As we got towards the end of Jim Bob Cooter’s reign as Detroit Lions coordinator, one of the biggest complaints about his game planning was the over-reliance on short passes, taking Matthew Stafford’s big arm out of the equation.
In 2018, Stafford ranked 33rd among NFL quarterbacks in NextGenStat’s Intended Air Yards (IAY) statistic—which measures the average vertical distance of each passing attempt. Unlike simply using average yards per passing attempt, IAY takes things like yards after the catch (YAC) out of the equation, so we’re simply measuring the average distance Stafford is throwing the ball down the field.
In Cooter’s final year, Stafford averaged 7.0 yards per attempt. For comparison’s sake, Patrick Mahomes ranked sixth in the NFL with an IAY of 9.2. It wasn’t much better for Detroit in 2017, as Stafford ranked 24th with an IAY of 8.0.
But after one game under new offensive coordinator Darrell Bevell, it appears the long ball may be back in Detroit. Currently, Stafford is averaging a whopping 11.9 IAY, second only to Miami’s Ryan Fitzpatrick. He’s right up there with Lamar Jackson (11.9), Aaron Rodgers (10.5), and Deshaun Watson (10.3).
Better yet, he’s actually completing these passes, too. The average air yards for all of Stafford’s completed passes in Week 1 was 8.8 yards—third best in the NFL.
This, of course, is no big surprise to anyone who watched Sunday’s game against the Cardinals. Stafford connected to new tight end T.J. Hockenson for gains of 23, 24, 39 and 28 on four of the rookie’s six catches. He also found Danny Amendola wide open downfield for a 47-yard touchdown.
This also shouldn’t be that big of a surprise to anyone who paid close attention to Bevell’s words this offseason. While many were overly focused on his commitment to establishing the run, in the same breath Bevell often talked about the importance of a deep passing game.
“When we throw the ball, we want to be able to throw it down the field and get big plays,” Bevell said back in May.

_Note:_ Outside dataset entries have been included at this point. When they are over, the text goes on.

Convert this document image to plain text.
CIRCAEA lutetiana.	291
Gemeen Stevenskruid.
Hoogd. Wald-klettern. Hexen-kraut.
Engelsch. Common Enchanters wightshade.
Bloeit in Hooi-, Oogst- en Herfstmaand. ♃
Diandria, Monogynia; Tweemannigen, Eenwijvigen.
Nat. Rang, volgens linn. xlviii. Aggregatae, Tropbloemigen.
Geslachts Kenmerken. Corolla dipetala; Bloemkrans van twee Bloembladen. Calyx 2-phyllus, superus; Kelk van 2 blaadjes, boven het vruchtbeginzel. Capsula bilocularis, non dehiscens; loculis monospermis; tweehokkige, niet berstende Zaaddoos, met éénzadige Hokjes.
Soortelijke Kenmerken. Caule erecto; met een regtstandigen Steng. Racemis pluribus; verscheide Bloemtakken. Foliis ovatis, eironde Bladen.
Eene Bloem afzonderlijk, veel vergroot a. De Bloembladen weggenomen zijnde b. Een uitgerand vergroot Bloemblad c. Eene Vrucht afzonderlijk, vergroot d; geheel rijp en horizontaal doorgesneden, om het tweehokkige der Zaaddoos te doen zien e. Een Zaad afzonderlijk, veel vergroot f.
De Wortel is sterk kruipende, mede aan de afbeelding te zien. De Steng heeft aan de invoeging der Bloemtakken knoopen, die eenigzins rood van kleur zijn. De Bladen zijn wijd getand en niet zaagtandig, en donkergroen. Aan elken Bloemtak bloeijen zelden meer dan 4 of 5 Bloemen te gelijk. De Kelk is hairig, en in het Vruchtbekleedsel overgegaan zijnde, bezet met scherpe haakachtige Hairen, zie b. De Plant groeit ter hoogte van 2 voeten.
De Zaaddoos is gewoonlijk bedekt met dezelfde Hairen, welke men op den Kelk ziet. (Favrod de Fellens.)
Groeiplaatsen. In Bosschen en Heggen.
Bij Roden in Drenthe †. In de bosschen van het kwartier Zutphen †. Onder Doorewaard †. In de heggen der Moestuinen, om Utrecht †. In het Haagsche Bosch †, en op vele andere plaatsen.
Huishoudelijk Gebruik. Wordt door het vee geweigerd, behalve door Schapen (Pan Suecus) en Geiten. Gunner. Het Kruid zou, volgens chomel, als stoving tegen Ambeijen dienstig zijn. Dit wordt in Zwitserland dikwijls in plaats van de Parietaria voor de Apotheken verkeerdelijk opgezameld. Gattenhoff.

“That’s what we want to do, it’s what we want to be. It gives us opportunities to throw it, not just the little, you know, West-Coast Offense style where you’re going five or six yards, we want to be able to get big chunks. If you’re going to drive the length of the field, you’re going to have to do that.”
The Lions finished Week 1 tied with the most passing plays of 20+ yards (seven) and they were also 11th in yards after the catch, per The Washington Post.
It’s only a sample size of one, and if this coaching staff has taught us anything, it’s that we can expect some drastic week-to-week changes every now and then. But things are already looking up for fans of letting Matthew Stafford uncork a few bombs every week.